Tuesday, March 31, 2009

G20 summit: How the bandwagon wrecked the wisdom of market crowds

James Surowiecki
The Guardian

Politicians, take note: the answer may not be to use markets less, but to make sure the players are many and the opinions diverse

On the eve of the G20 summit there is one question that everyone is thinking about the financial crisis: how could we have been so stupid? To be sure, there is one explanation of the crisis that insists that people weren't stupid, that instead they were responding rationally to a flood of cheap money from the US Federal Reserve and China. But while there's something to this, it's ultimately not enough of an explanation. Even if money was cheap, all (or nearly all) of it didn't have to flow into housing. It could have gone into other, more productive investment. And while you expect borrowing to expand when money is cheap, you also expect there to be some connection between the risks people take and the rewards they reap. Yet looking back on the bubble and the crash, it's hard to argue that risk and reward were in sync.

Bubbles always have at their heart some big idea, and in this case, obviously, that idea was twofold: housing prices could keep going up indefinitely, and our new instruments for managing risk meant that investing in housing was effectively risk-free. But while this veneration of real estate was central to the bubble, its effects were amplified by specific institutional and cultural factors that led the financial industry to make what amounted, ultimately, to the worst bet in history. In the US, at least, most big financial institutions in effect wagered the value of their entire companies on the housing market. It's when those bets started going bad that the current crisis began.

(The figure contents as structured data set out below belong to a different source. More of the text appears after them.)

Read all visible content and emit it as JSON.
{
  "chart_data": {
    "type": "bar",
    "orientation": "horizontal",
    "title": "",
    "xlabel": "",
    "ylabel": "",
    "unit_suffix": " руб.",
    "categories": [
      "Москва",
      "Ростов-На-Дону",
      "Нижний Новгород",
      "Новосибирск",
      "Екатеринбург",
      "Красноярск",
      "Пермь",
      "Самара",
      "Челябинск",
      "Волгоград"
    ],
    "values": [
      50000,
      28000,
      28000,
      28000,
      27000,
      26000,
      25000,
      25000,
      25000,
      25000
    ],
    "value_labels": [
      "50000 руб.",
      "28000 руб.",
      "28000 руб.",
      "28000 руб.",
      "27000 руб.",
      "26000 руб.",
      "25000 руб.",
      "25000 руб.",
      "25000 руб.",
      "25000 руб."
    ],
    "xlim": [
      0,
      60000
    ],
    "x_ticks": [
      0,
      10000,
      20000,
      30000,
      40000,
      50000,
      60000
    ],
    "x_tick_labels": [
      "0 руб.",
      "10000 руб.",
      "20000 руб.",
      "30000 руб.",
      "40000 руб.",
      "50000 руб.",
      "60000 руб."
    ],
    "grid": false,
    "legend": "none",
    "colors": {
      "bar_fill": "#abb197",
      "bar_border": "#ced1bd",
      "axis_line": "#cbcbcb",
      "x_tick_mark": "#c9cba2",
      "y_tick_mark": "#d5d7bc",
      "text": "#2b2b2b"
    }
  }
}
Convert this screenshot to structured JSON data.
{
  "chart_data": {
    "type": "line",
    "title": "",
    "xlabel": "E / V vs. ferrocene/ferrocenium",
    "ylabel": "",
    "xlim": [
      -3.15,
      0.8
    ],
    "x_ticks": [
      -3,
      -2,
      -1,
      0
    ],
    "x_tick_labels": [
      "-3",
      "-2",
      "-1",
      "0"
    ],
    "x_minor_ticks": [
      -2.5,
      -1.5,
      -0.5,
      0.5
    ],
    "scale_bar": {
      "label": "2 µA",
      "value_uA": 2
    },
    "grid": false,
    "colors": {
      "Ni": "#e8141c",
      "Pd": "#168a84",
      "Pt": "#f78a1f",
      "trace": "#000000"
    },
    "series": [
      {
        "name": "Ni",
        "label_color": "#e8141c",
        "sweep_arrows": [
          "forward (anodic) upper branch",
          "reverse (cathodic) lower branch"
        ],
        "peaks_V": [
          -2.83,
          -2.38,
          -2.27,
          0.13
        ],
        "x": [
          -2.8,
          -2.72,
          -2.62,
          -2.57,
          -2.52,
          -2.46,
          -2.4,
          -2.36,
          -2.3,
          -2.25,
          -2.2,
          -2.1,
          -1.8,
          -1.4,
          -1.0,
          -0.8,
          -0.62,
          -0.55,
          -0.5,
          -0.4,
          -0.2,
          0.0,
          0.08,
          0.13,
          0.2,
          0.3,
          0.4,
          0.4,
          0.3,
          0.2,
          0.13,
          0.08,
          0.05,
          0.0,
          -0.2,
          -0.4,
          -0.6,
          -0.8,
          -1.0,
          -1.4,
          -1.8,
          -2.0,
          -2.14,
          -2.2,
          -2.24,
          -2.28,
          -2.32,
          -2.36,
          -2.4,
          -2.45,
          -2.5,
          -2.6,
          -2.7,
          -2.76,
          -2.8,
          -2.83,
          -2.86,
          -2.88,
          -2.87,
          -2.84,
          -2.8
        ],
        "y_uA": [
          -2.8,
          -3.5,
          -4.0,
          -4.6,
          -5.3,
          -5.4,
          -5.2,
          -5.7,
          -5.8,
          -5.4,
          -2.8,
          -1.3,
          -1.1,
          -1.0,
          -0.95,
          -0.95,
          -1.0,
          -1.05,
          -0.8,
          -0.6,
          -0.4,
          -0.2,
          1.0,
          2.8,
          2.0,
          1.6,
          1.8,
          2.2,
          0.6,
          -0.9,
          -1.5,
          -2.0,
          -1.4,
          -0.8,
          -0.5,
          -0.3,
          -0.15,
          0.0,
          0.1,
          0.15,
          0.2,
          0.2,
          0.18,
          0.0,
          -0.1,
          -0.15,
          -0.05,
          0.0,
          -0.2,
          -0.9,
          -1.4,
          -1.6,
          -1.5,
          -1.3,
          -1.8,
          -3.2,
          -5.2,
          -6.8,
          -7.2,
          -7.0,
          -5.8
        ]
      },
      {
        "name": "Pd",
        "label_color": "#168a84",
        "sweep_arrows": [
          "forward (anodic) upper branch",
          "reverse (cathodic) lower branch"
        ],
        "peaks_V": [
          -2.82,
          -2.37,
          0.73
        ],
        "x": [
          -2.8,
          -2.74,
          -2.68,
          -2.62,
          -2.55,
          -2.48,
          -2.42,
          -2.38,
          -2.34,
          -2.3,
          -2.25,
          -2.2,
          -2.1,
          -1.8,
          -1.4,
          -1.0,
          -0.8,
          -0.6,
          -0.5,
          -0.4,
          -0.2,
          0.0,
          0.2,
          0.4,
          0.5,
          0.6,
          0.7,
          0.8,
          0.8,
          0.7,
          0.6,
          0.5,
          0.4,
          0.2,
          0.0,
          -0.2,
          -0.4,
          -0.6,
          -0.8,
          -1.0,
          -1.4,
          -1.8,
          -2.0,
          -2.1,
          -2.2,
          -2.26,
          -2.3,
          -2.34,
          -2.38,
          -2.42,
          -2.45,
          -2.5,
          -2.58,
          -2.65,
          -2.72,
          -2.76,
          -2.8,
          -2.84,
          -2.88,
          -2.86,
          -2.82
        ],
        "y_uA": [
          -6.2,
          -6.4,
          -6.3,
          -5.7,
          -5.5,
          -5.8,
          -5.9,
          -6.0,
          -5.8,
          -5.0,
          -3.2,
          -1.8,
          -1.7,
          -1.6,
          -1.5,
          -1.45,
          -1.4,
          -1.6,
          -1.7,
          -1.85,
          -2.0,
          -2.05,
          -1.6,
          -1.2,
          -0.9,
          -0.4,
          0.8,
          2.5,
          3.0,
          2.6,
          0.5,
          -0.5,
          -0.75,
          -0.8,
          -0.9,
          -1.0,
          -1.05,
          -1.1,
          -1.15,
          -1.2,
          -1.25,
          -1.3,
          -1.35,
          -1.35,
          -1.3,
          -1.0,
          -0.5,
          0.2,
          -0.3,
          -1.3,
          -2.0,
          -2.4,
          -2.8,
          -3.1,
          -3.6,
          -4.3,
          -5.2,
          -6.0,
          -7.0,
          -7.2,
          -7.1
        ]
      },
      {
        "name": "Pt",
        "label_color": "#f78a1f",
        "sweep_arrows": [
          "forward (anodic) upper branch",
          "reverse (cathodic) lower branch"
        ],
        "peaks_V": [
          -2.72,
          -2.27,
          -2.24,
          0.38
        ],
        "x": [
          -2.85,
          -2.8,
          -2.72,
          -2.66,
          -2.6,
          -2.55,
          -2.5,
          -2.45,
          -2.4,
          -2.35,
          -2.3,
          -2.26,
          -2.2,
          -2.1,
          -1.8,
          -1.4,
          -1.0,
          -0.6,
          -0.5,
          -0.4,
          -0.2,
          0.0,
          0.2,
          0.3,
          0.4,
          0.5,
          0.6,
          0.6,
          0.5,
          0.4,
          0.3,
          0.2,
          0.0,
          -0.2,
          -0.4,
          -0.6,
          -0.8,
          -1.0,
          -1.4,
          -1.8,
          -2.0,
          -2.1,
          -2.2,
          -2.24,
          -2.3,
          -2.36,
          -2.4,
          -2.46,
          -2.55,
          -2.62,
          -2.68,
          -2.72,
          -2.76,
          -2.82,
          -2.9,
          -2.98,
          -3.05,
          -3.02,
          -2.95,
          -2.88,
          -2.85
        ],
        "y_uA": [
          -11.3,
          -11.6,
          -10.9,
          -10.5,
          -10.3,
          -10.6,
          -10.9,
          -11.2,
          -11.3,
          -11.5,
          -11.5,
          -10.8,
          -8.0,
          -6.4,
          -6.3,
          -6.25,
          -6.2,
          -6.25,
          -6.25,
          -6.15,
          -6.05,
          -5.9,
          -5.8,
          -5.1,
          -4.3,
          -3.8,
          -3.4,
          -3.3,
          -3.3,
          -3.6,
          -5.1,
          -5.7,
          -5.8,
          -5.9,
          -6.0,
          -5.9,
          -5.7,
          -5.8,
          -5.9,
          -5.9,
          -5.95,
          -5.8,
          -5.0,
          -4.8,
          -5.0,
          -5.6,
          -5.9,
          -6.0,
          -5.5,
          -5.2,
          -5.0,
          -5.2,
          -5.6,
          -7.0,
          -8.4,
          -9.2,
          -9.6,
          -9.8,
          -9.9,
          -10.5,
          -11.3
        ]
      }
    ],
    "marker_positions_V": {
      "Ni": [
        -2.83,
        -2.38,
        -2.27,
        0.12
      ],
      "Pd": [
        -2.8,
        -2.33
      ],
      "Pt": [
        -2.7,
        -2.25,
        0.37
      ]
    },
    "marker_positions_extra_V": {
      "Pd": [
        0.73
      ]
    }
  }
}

So what drove these bets? First, at most companies the link between pay and performance, risk and reward, was severed - or, to be more accurate, the link between pay and long-term performance was nonexistent. Crowds are wise when the individuals in them have an incentive to get the right answer. On Wall Street, though, the enormous amounts of money that one could make in the short term meant that the long-term consequences of failure mattered much less than they once did. Similarly, the fact that mortgages were packaged and sold as securities to outside investors changed incentives dramatically. Mortgage brokers were rewarded not on the ultimate performance of the mortgages, but on how many deals they made. As a result, it's not surprising they were not interested in meaningfully evaluating potential borrowers' riskiness.